O chefe da sinagoga, indignado por haver Jesus feito uma cura em dia de sábado, tomou a palavra e disse ao povo: "Há seis dias destinados ao trabalho; vinde num desses dias para serdes curados e não nos sábados." O Mestre, respondendo, disse-lhe:

"Hipócritas, qual de vós não deixa de soltar o seu boi ou o seu jumento em dia de sábado, para lhe dar de beber? Por que, então, não deveria eu libertar esta filha de Abraão dos laços com que os Espíritos trevosos a tiveram presa durante dezoito anos?

Os Judeus contemporâneos de Jesus Cristo guardavam os dias de sábado com verdadeiro rigor religioso. Não toleravam que nesses dias se fizesse algo que representasse um esforço, nem que se praticasse nenhuma ação. Era um dia destinado exclusivamente ao descanso.

Por isso, não admitiam ver Jesus curando paralíticos e ordenando-lhes que levassem as camas, nas quais se postavam, nos logradouros públicos, a fim de esmolarem.

O Mestre, no entanto, não encarava as coisas por esse prisma de rigor: permitia que seus discípulos fizessem atos físicos e fazia curas nas praças da cidade; quando porém, admoestado pelos Escribas e Fariseus, ou pelos sacerdotes, dizia: "O sábado foi feito para o homem e não o homem para o sábado", o que significa dizer que a ordenação do descanso nesse dia era meramente uma questão social, a fim de propiciar descanso aos homens, aos animais e aos escravos. Desta forma, o sábado foi feito para servir ao homem, e não o homem para se escravizar aos sábados.

Diante dos protestos dos sacerdotes, Jesus curou, em dias de sábado, um homem que tinha uma das mãos mirrada; um paralítico que jazia num dos logradouros da cidade, e a mulher que, há dezoito anos, vivia curvada, sob a influência de Espíritos malfeitores .

A fim de dar uma mostra do pouco ou nenhum apreço que dava à observância dessa ordenação, o Mestre apelou para uma passagem do Antigo Testamento, quando disse: "Nunca lestes o que fez Davi, quando estava em necessidade e teve fome, ele e os que com ele estavam? Como entrou na casa de Deus, no tempo de Abiatar, sumo sacerdote, e comeu os pães da proposição, dos quais não era lícito comer, senão aos sacerdotes, dando também aos que com ele estavam?" (Marcos, 2:25-26)

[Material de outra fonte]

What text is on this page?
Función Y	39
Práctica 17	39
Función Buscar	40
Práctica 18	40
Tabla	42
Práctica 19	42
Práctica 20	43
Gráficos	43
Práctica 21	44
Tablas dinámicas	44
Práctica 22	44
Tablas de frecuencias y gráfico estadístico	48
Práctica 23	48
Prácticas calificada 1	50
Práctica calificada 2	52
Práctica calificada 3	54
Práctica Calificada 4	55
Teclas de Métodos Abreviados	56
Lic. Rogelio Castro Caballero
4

Desta maneira, o Mestre abominava toda e qualquer espécie de apego às tradições, principalmente aquelas que mantinham o povo acorrentado ao obscurantismo. Esse, aliás, foi um dos escopos do seu advento na Terra: causar a derrocada de tudo o que representasse formas de superstições ou fanatismo, que oferece obstáculo à livre manifestação do Espírito, constituindo entraves à sua evolução rumo a Deus.

Jesus Cristo contrariou muitas das ordenações implantadas por Moisés e contidas no Antigo Testamento: Diante da Mulher Adúltera, passível de apedrejamento, segundo a ordenação de Moisés, sentenciou: "Atire a primeira pedra aquele que estiver sem pecados."

Admoestado pelos Escribas e Fariseus pelo fato de os seus discípulos não lavarem as mãos antes de comerem o pão, o que era uma ordenação severa da época, disse: "O que macula o homem não é o que lhe entra pela boca, mas o que dela sai, os impropérios, a maledicência e as palavras ofensivas."

Infelizmente, algumas religiões do ramo cristão herdaram muitas práticas obsoletas das antigas tradições religiosas. Paulo de Tarso propôs-se combater alguns desses costumes, dentre eles o batismo da água e a idolatria; entretanto, muitos deles prevalecem até o presente.

O Espiritismo, que representa o cumprimento da promessa de Jesus sobre o advento do Espírito de Verdade, vem agora solapar o terreno sobre o qual se fundamentam velhas tradições, esclarecendo os homens no tocante à necessidade de se desvencilharem do obscurantismo, recomendando que adotem a fórmula prescrita por Jesus Cristo: "Conhecei a Verdade e ela vos libertará."